PDF to Document Verification

Spec file: document-verification.spec.ts Tests: 3 (parameterised across 3 PDFs = 9 test runs) Section: Content → Tailored Tours collection

These tests create a Tailored Tour document from each test PDF, then use the Umbraco Management API to verify that every mapped field has the correct value — no raw markdown, proper HTML in rich text fields, and block content populated from the PDF rather than blueprint defaults.

Test Flow

flowchart TD
    subgraph beforeEach["beforeEach"]
        A[Go to backoffice] --> B[Content section]
        B --> C[Expand Home]
        C --> D[Click Tailored Tours]
        D --> E[Wait for collection]
    end

    subgraph test["Test: Verify mapped fields (×3 PDFs)"]
        E --> F["Click Create from Source"]
        F --> G["selectBlueprint('Tailored Tour')"]
        G --> H[selectPdf with test PDF]
        H --> I[Wait for extraction success]
        I --> J[Assert doc name populated, no # prefix]
        J --> K[Click Create, wait for URL change]
        K --> L[Capture document ID from URL]
        L --> M["GET /document/{id} via API"]

        M --> N["Assert document name:\nno markdown"]
        N --> O["Assert pageTitle:\npopulated, contains expected\nsubstring, no markdown"]
        O --> P["Assert pageTitleShort:\npopulated, no markdown"]
        P --> Q["Assert pageDescription:\npopulated, no markdown"]
        Q --> R["Assert organisers Block List:\n≥1 block, org populated,\nnot blueprint dummy"]
        R --> S["Assert block grid:\nblocks exist"]
        S --> T["Assert Features block:\ntitle exists, no markdown,\nrichText has HTML"]
        T --> U["Assert Accommodation block:\ntitle, richText"]
        U --> V["Assert Itinerary block:\nrichText has HTML,\nsummary no markdown"]
    end

    subgraph afterEach["afterEach (cleanup)"]
        V --> W{Protected ID?}
        W -->|Yes| X[Skip]
        W -->|No| Y{Is tailoredTour type?}
        Y -->|No| Z[Skip]
        Y -->|Yes| AA[Move to recycle bin]
    end

Test Parameters

Each test runs with all three test PDFs:

PDF	Label	Title Substring
`updoc-test-01.pdf`	Dresden	”Dresden”
`updoc-test-02.pdf`	Suffolk	”Suffolk”
`updoc-test-03.pdf`	Andalucia	”Andaluc”

What Each Test Verifies

The test creates a document via the full Create from Source UI flow, captures the document ID from the resulting URL, then fetches the document via GET /umbraco/management/api/v1/document/{id} and asserts:

Step 4: Document Name

Document variant name exists
No markdown heading prefix (# ) or bold markers (**)

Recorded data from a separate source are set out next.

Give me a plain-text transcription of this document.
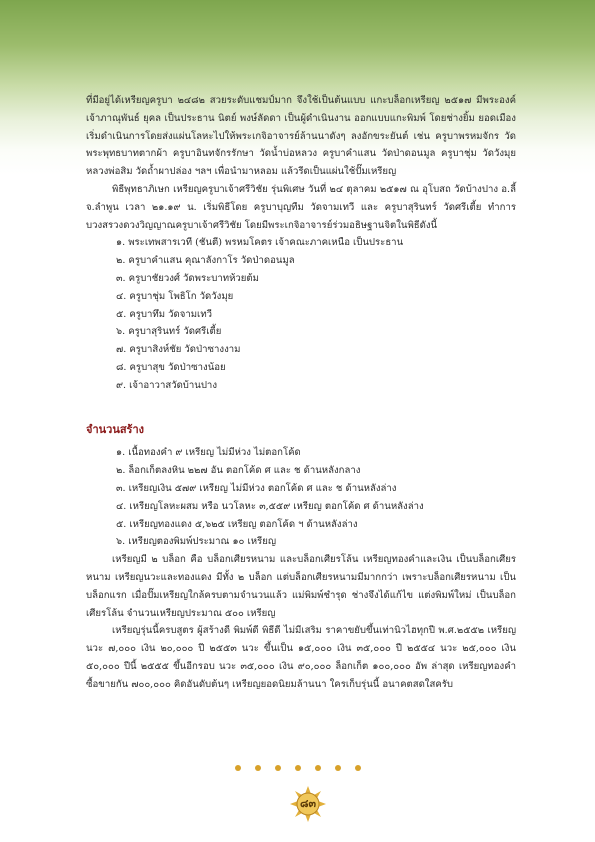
ที่มีอยู่ได้เหรียญครูบา ๒๔๘๒ สวยระดับแชมป์มาก จึงใช้เป็นต้นแบบ แกะบล็อกเหรียญ ๒๕๑๗ มีพระองค์เจ้าภาณุพันธ์ ยุคล เป็นประธาน นิตย์ พงษ์ลัดดา เป็นผู้ดำเนินงาน ออกแบบแกะพิมพ์ โดยช่างยิ้ม ยอดเมือง เริ่มดำเนินการโดยส่งแผ่นโลหะไปให้พระเกจิอาจารย์ล้านนาดังๆ ลงอักขระยันต์ เช่น ครูบาพรหมจักร วัดพระพุทธบาทตากผ้า ครูบาอินทจักรรักษา วัดน้ำบ่อหลวง ครูบาคำแสน วัดป่าดอนมูล ครูบาชุ่ม วัดวังมุย หลวงพ่อสิม วัดถ้ำผาปล่อง ฯลฯ เพื่อนำมาหลอม แล้วรีดเป็นแผ่นใช้ปั๊มเหรียญ

พิธีพุทธาภิเษก เหรียญครูบาเจ้าศรีวิชัย รุ่นพิเศษ วันที่ ๒๔ ตุลาคม ๒๕๑๗ ณ อุโบสถ วัดบ้างปาง อ.ลี้ จ.ลำพูน เวลา ๒๑.๑๙ น. เริ่มพิธีโดย ครูบาบุญทืม วัดจามเทวี และ ครูบาสุรินทร์ วัดศรีเตี้ย ทำการบวงสรวงดวงวิญญาณครูบาเจ้าศรีวิชัย โดยมีพระเกจิอาจารย์ร่วมอธิษฐานจิตในพิธีดังนี้

๑. พระเทพสารเวที (ชันตี) พรหมโคตร เจ้าคณะภาคเหนือ เป็นประธาน
๒. ครูบาคำแสน คุณาลังกาโร วัดป่าดอนมูล
๓. ครูบาชัยวงศ์ วัดพระบาทห้วยต้ม
๔. ครูบาชุ่ม โพธิโก วัดวังมุย
๕. ครูบาทึม วัดจามเทวี
๖. ครูบาสุรินทร์ วัดศรีเตี้ย
๗. ครูบาสิงห์ชัย วัดป่าซางงาม
๘. ครูบาสุข วัดป่าซางน้อย
๙. เจ้าอาวาสวัดบ้านปาง
จำนวนสร้าง
๑. เนื้อทองคำ ๙ เหรียญ ไม่มีห่วง ไม่ตอกโค้ด
๒. ล็อกเก็ตลงหิน ๒๒๗ อัน ตอกโค้ด ศ และ ช ด้านหลังกลาง
๓. เหรียญเงิน ๕๗๙ เหรียญ ไม่มีห่วง ตอกโค้ด ศ และ ช ด้านหลังล่าง
๔. เหรียญโลหะผสม หรือ นวโลหะ ๓,๕๕๙ เหรียญ ตอกโค้ด ศ ด้านหลังล่าง
๕. เหรียญทองแดง ๕,๖๒๕ เหรียญ ตอกโค้ด ฯ ด้านหลังล่าง
๖. เหรียญตองพิมพ์ประมาณ ๑๐ เหรียญ

เหรียญมี ๒ บล็อก คือ บล็อกเศียรหนาม และบล็อกเศียรโล้น เหรียญทองคำและเงิน เป็นบล็อกเศียรหนาม เหรียญนวะและทองแดง มีทั้ง ๒ บล็อก แต่บล็อกเศียรหนามมีมากกว่า เพราะบล็อกเศียรหนาม เป็นบล็อกแรก เมื่อปั๊มเหรียญใกล้ครบตามจำนวนแล้ว แม่พิมพ์ชำรุด ช่างจึงได้แก้ไข แต่งพิมพ์ใหม่ เป็นบล็อกเศียรโล้น จำนวนเหรียญประมาณ ๕๐๐ เหรียญ

เหรียญรุ่นนี้ครบสูตร ผู้สร้างดี พิมพ์ดี พิธีดี ไม่มีเสริม ราคาขยับขึ้นเท่านิวไฮทุกปี พ.ศ.๒๕๕๒ เหรียญนวะ ๗,๐๐๐ เงิน ๒๐,๐๐๐ ปี ๒๕๕๓ นวะ ขึ้นเป็น ๑๕,๐๐๐ เงิน ๓๕,๐๐๐ ปี ๒๕๕๔ นวะ ๒๕,๐๐๐ เงิน ๕๐,๐๐๐ ปีนี้ ๒๕๕๕ ขึ้นอีกรอบ นวะ ๓๕,๐๐๐ เงิน ๙๐,๐๐๐ ล็อกเก็ต ๑๐๐,๐๐๐ อัพ ล่าสุด เหรียญทองคำ ซื้อขายกัน ๗๐๐,๐๐๐ คิดอันดับต้นๆ เหรียญยอดนิยมล้านนา ใครเก็บรุ่นนี้ อนาคตสดใสครับ

๘๓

Step 5: Top-Level Text Fields

Field	Type	Assertions
`pageTitle`	text	Populated, contains expected substring (e.g., “Dresden”), no markdown
`pageTitleShort`	text	Populated, no markdown
`pageDescription`	textArea	Populated, no markdown

Step 6: Organiser Block List

organisers Block List has at least one block
organiserOrganisation is populated with PDF content
Organiser fields are not blueprint dummy values (“Organisation Test”, “Organiser Name Test”)
No markdown in any populated organiser field

Step 7: Block Grid

blockGridTailoredTour has blocks
Features block: title exists, no markdown, rich text has HTML markup (not raw markdown)
Accommodation block: title exists, no markdown, rich text has HTML
Suggested Itinerary block: rich text has HTML, summary has no markdown

Cleanup

Each test cleans up after itself in afterEach:

Protected ID check — never deletes Home, collection nodes, etc.
Document type check — fetches the document type alias via two API calls (/document/{id} → /document-type/{typeId}), only proceeds if it’s tailoredTour
Move to recycle bin — PUT /document/{id}/move-to-recycle-bin

If any check fails, cleanup is skipped with a console error.